Oh, and I’ve only got 300 words. Here goes…

According to their website, the mission of the DCC “is to create a trusted, distributed, and shared infrastructure that will become the standard for issuing, storing, displaying, and verifying academic credentials, digitally”. This must be understood in terms of several shifts within society, education, and academia itself, as well as over a decade of history around digital credentials.

The DCC website focuses on the “renewed urgency” of “the question of trusted verification and authentication of learning”. Where does this urgency originate? Why is it “renewed”? Is it due to the explosion of ‘microcredentials‘, which themselves can be seen as a reaction to, and reconceptualisation of, Open Badges?
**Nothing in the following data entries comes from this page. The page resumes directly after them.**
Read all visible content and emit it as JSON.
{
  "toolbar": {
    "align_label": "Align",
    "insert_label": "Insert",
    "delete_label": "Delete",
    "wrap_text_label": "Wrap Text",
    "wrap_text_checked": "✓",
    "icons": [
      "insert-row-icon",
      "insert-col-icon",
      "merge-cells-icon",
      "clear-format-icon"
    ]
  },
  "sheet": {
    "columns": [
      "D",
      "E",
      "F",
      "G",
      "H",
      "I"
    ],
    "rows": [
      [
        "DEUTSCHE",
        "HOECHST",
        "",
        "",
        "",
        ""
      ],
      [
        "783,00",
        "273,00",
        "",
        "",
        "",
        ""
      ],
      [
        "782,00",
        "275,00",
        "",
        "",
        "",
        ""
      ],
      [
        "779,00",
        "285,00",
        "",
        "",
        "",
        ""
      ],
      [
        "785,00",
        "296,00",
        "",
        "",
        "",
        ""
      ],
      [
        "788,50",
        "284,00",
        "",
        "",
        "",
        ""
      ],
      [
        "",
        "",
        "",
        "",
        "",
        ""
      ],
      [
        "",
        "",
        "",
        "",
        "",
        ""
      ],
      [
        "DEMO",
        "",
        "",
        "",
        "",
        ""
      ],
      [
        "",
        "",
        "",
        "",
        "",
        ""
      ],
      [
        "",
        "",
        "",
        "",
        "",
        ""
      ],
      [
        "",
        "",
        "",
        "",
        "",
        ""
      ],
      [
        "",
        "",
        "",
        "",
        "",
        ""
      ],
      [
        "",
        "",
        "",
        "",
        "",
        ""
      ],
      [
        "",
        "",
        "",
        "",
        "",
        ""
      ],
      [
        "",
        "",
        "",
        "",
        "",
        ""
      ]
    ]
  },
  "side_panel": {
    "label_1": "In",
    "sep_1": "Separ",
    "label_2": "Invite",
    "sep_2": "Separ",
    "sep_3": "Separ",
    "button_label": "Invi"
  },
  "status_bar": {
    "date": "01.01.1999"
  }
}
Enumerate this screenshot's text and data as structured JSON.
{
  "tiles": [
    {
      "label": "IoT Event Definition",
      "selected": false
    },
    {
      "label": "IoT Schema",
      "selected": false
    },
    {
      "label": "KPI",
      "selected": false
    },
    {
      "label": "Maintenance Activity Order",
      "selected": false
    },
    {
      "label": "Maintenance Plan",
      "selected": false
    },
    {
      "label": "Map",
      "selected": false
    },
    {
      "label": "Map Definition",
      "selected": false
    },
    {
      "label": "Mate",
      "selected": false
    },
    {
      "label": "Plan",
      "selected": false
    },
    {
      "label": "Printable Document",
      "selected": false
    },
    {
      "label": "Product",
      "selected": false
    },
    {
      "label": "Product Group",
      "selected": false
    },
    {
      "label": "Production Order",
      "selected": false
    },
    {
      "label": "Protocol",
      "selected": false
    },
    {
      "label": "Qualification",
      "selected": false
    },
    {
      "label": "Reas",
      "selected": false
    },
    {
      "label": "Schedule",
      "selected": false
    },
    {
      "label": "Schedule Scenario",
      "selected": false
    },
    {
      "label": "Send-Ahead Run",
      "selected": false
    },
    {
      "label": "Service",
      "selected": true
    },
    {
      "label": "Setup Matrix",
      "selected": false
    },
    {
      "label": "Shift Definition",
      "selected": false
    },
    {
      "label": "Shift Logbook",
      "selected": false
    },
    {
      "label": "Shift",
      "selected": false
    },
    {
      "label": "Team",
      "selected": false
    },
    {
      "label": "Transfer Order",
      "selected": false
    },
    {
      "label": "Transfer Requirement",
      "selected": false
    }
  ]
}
From my perspective, I’d argue that HE is largely in crisis due to several related forces. Some of these are within the control of the sector, but many are outside it. The first is neoliberalism, the second is individualism, and the third is technology.

Venn diagram: Neoliberalism, Individualism, Technology (all within a circle labelled 'Pandemic as accelerant')
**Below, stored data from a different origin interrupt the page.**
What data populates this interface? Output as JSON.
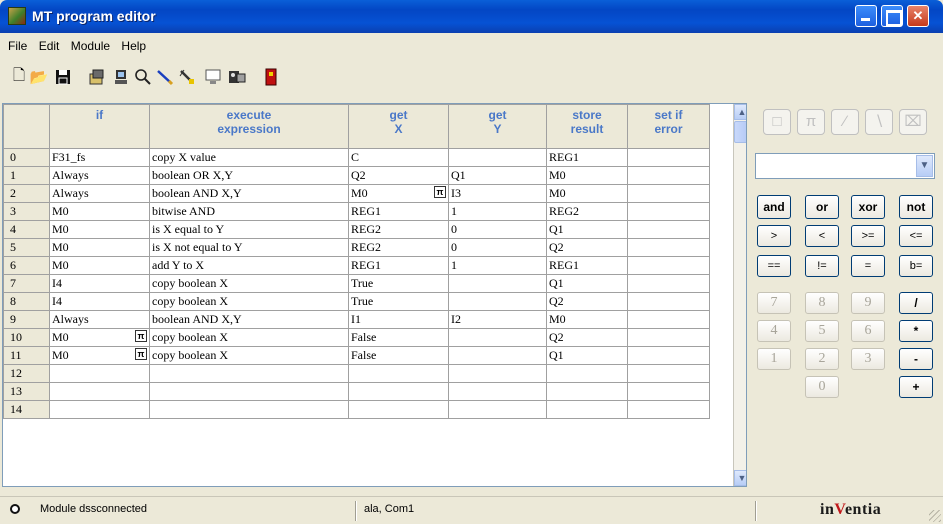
{
  "window": {
    "title": "MT program editor"
  },
  "menu": [
    "File",
    "Edit",
    "Module",
    "Help"
  ],
  "toolbar": {
    "icons": [
      "new-file-icon",
      "open-folder-icon",
      "save-icon",
      "upload-icon",
      "download-icon",
      "search-icon",
      "pencil-icon",
      "wand-icon",
      "monitor-icon",
      "module-icon",
      "stop-icon"
    ]
  },
  "grid": {
    "headers": [
      {
        "line1": "",
        "line2": ""
      },
      {
        "line1": "if",
        "line2": ""
      },
      {
        "line1": "execute",
        "line2": "expression"
      },
      {
        "line1": "get",
        "line2": "X"
      },
      {
        "line1": "get",
        "line2": "Y"
      },
      {
        "line1": "store",
        "line2": "result"
      },
      {
        "line1": "set if",
        "line2": "error"
      }
    ],
    "rows": [
      {
        "n": "0",
        "if": "F31_fs",
        "if_pin": false,
        "expr": "copy X value",
        "x": "C",
        "x_pin": false,
        "y": "",
        "store": "REG1",
        "err": ""
      },
      {
        "n": "1",
        "if": "Always",
        "if_pin": false,
        "expr": "boolean OR X,Y",
        "x": "Q2",
        "x_pin": false,
        "y": "Q1",
        "store": "M0",
        "err": ""
      },
      {
        "n": "2",
        "if": "Always",
        "if_pin": false,
        "expr": "boolean AND X,Y",
        "x": "M0",
        "x_pin": true,
        "y": "I3",
        "store": "M0",
        "err": ""
      },
      {
        "n": "3",
        "if": "M0",
        "if_pin": false,
        "expr": "bitwise AND",
        "x": "REG1",
        "x_pin": false,
        "y": "1",
        "store": "REG2",
        "err": ""
      },
      {
        "n": "4",
        "if": "M0",
        "if_pin": false,
        "expr": "is X equal to Y",
        "x": "REG2",
        "x_pin": false,
        "y": "0",
        "store": "Q1",
        "err": ""
      },
      {
        "n": "5",
        "if": "M0",
        "if_pin": false,
        "expr": "is X not equal to Y",
        "x": "REG2",
        "x_pin": false,
        "y": "0",
        "store": "Q2",
        "err": ""
      },
      {
        "n": "6",
        "if": "M0",
        "if_pin": false,
        "expr": "add Y to X",
        "x": "REG1",
        "x_pin": false,
        "y": "1",
        "store": "REG1",
        "err": ""
      },
      {
        "n": "7",
        "if": "I4",
        "if_pin": false,
        "expr": "copy boolean X",
        "x": "True",
        "x_pin": false,
        "y": "",
        "store": "Q1",
        "err": ""
      },
      {
        "n": "8",
        "if": "I4",
        "if_pin": false,
        "expr": "copy boolean X",
        "x": "True",
        "x_pin": false,
        "y": "",
        "store": "Q2",
        "err": ""
      },
      {
        "n": "9",
        "if": "Always",
        "if_pin": false,
        "expr": "boolean AND X,Y",
        "x": "I1",
        "x_pin": false,
        "y": "I2",
        "store": "M0",
        "err": ""
      },
      {
        "n": "10",
        "if": "M0",
        "if_pin": true,
        "expr": "copy boolean X",
        "x": "False",
        "x_pin": false,
        "y": "",
        "store": "Q2",
        "err": ""
      },
      {
        "n": "11",
        "if": "M0",
        "if_pin": true,
        "expr": "copy boolean X",
        "x": "False",
        "x_pin": false,
        "y": "",
        "store": "Q1",
        "err": ""
      },
      {
        "n": "12",
        "if": "",
        "if_pin": false,
        "expr": "",
        "x": "",
        "x_pin": false,
        "y": "",
        "store": "",
        "err": ""
      },
      {
        "n": "13",
        "if": "",
        "if_pin": false,
        "expr": "",
        "x": "",
        "x_pin": false,
        "y": "",
        "store": "",
        "err": ""
      },
      {
        "n": "14",
        "if": "",
        "if_pin": false,
        "expr": "",
        "x": "",
        "x_pin": false,
        "y": "",
        "store": "",
        "err": ""
      }
    ],
    "pin_glyph": "π",
    "header_color": "#4a78c8"
  },
  "right_panel": {
    "shape_buttons": [
      "□",
      "π",
      "∕",
      "∖",
      "⌧"
    ],
    "combo_value": "",
    "op_rows": [
      [
        "and",
        "or",
        "xor",
        "not"
      ],
      [
        ">",
        "<",
        ">=",
        "<="
      ],
      [
        "==",
        "!=",
        "=",
        "b="
      ]
    ],
    "num_rows": [
      [
        "7",
        "8",
        "9",
        "/"
      ],
      [
        "4",
        "5",
        "6",
        "*"
      ],
      [
        "1",
        "2",
        "3",
        "-"
      ],
      [
        "",
        "0",
        "",
        "+"
      ]
    ]
  },
  "status": {
    "connection_icon": "status-dot-icon",
    "message": "Module dssconnected",
    "port": "ala, Com1",
    "logo_prefix": "in",
    "logo_accent": "V",
    "logo_suffix": "entia",
    "logo_color": "#c0181a"
  }
}
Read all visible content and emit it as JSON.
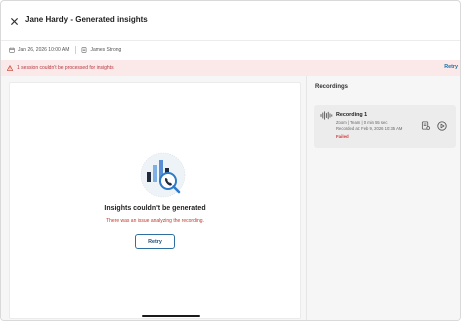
{
  "header": {
    "title": "Jane Hardy - Generated insights"
  },
  "meta": {
    "date": "Jan 26, 2026 10:00 AM",
    "owner": "James Strong"
  },
  "alert": {
    "message": "1 session couldn't be processed for insights",
    "retry_label": "Retry"
  },
  "main": {
    "empty_title": "Insights couldn't be generated",
    "empty_subtitle": "There was an issue analyzing the recording.",
    "retry_label": "Retry"
  },
  "recordings": {
    "title": "Recordings",
    "items": [
      {
        "name": "Recording 1",
        "source": "Zoom | Team | 0 min 55 sec",
        "recorded": "Recorded at: Feb 9, 2026 10:35 AM",
        "status": "Failed"
      }
    ]
  },
  "colors": {
    "alert_bg": "#fbe9ea",
    "alert_text": "#b3383e",
    "accent": "#1a6fa3",
    "error": "#d23c3c"
  }
}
Neoliberalism is, in short, the belief that ‘market forces’ are the best way of ensuring personal liberty. Individualism is the related idea that self-reliance and personal independence are paramount virtues. Technology is the application of science, especially in terms of industrial or commercial objectives. Trends in all three areas have been accelerated due to the Covid pandemic, especially in the HE sector as teaching, learning, and assessment had to move entirely online. This has given a new impetus to digital credentialing.

There are people, including members of WAO and staff at DCC included, who work on digital credentials for utopian reasons. For example, an attempt to use them as a way to arrive at a more holistic Open Recognition which allows talents, skills and aspirations to be recognised in ways that can be labelled and defined by individuals, communities, and territories. We imagine a world where everyone is issuing digital credentials to one another.
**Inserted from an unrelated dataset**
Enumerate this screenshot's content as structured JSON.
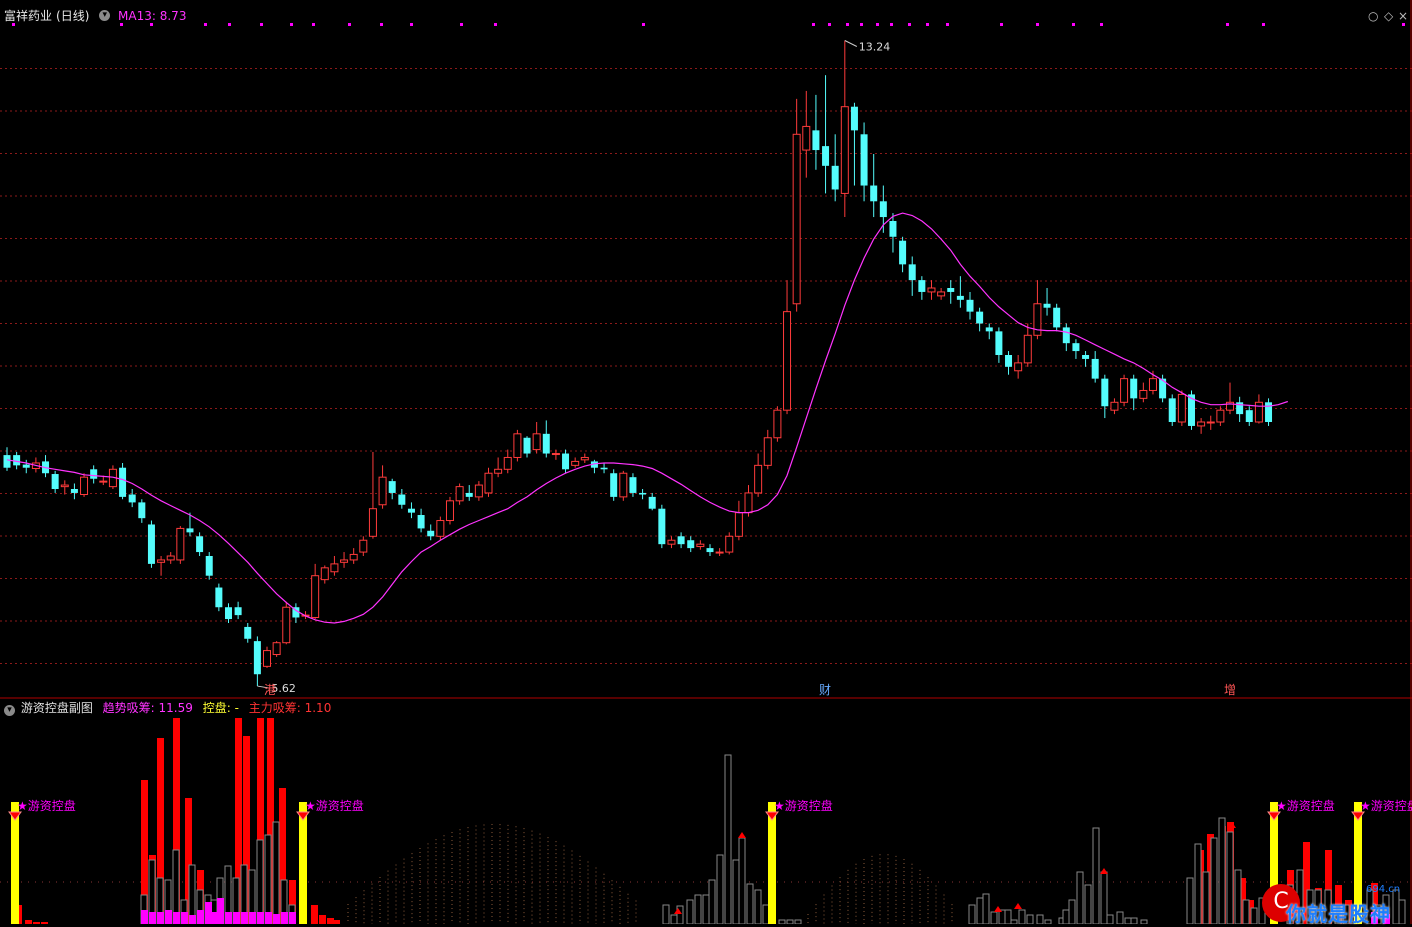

However, as Stafford Beer noted repeatedly, the purpose of a system is what it does. One could argue that the purpose of HE is survival in a hostile market environment and to provide a means of social reproduction. The latter allows HE institutions to continue to sit at the centre of the credentialing landscape and continue to have hegemonic power. At times, these two purposes may be at odds with one another: for example with HE institutions diversifying their offerings through a range of different ‘sized’ credentials, which could devalue their degrees.

It is into this neoliberal, individualised, technology-infused world that the DCC operates in its promotion of VCs. There are registrars of institutions who are motivated to move slowly, and preserve the reputation of their institution. There are vendors and IT departments who would like to adopt VCs for commercial or technological reasons. And there are funders with different agendas, who seek to either mitigate problems, or accelerate them to achieve a future state.

A chaotic system of digital credentials does not benefit the current major stakeholders in the HE landscape. Their main product, degrees, have an established authority and ‘currency’ in the market. However, they are aware that students (financial considerations), employers (changes in working practices), and competitors (increasing opportunities) are itching for change.

This is therefore a huge opportunity for the DCC. If they can help birth a VC ecosystem based on trusted, open source technology, then the HE sector has the opportunity to diversify the credentials they offer while not being ‘disrupted’ out of existence by commercial vendors. They can also do this under the banner of social equity: widening access to education and achievement.

Well, that’s 561 words, but it will do for now. If I wanted to spend longer, I’d give a bit more context, talk about the regulatory environment HE institutions sit within, and discuss their technical readiness to adopt VC technologies. But I’ll leave if there.